If you just increase charging capacity without regard to interaction with charge termination you may 'have problems'. This is because LiIon/LiPo charging typically terminates when I charge in CV mode drops to some preselected percentage of ICC = Imax and I_pass_through is seen as part of Iterminate if special steps are not taken to prevent this.

Taking the extremes of your spec ie 3A charge and 5Ah cell that is 0.6C charge (still under the usual 1C max) the usual charging terminate current will usually be in the 0.5C to 0.1C range with 0.25C being typical. So here with a 5 Ah cell Iterminate will be 2.5 A / 1.25A / 0.5A max/typ/min. If I_pass_through is say 1A mean it will swamp a 0.5A terminate current and interact significantly with a 1.25A or even 2.5A terminate current. In a dumb charger, if the C/10 rate was used for terminate the charging would almost certainly never cease, at 1.25A terminate (C/4) it may cease on load dips and at 2.5A terminate charging may be prolonged.

A LiPo cell charged at CC of C/1 will reach about 75%-85% of full capacity when CV level of 4.2V is reached. If charging is at less than C/1 (as will be the case if you charge a 10 Ah cell at 5A or C/2) then an even larger % of the full capacity has been transferred when you reach 4.2V. If you are happy to accept say 90% of full capacity then the easy choice is to hard terminate charge when 4.2V is reached and have no CV final stage.

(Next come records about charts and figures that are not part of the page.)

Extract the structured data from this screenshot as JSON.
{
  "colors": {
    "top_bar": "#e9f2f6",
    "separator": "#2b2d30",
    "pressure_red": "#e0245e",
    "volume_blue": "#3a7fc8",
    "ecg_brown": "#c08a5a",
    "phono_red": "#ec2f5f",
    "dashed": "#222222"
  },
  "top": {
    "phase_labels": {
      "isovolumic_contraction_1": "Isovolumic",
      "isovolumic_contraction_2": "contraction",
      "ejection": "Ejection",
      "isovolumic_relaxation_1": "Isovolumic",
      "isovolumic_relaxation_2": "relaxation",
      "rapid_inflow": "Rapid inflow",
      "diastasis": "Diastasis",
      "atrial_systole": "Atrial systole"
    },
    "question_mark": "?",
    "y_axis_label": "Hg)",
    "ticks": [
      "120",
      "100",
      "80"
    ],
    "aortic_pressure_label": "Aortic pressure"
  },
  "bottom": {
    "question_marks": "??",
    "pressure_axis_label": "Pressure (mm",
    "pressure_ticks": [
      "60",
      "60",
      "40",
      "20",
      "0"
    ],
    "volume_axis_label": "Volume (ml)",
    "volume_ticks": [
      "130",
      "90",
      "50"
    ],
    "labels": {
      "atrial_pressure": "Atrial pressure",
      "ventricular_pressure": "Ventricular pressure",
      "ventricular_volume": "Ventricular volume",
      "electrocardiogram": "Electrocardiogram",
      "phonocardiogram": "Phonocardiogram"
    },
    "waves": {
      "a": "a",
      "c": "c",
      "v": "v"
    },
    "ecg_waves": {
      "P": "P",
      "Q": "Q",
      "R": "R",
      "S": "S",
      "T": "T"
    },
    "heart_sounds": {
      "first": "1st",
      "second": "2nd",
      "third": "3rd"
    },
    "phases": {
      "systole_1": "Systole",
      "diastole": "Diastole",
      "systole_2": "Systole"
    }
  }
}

This removes the need to make end of charge determinations based on combined pass through and CV currents. Some charger IC's are available with no CV stage.

Also, as now you only need a CC stage and a voltage cutoff at 4.2V then a current limited power supply and a comparator will fill your need. Adjustment of the current limit on an off the shelf supply may suffice in a small volume research situation.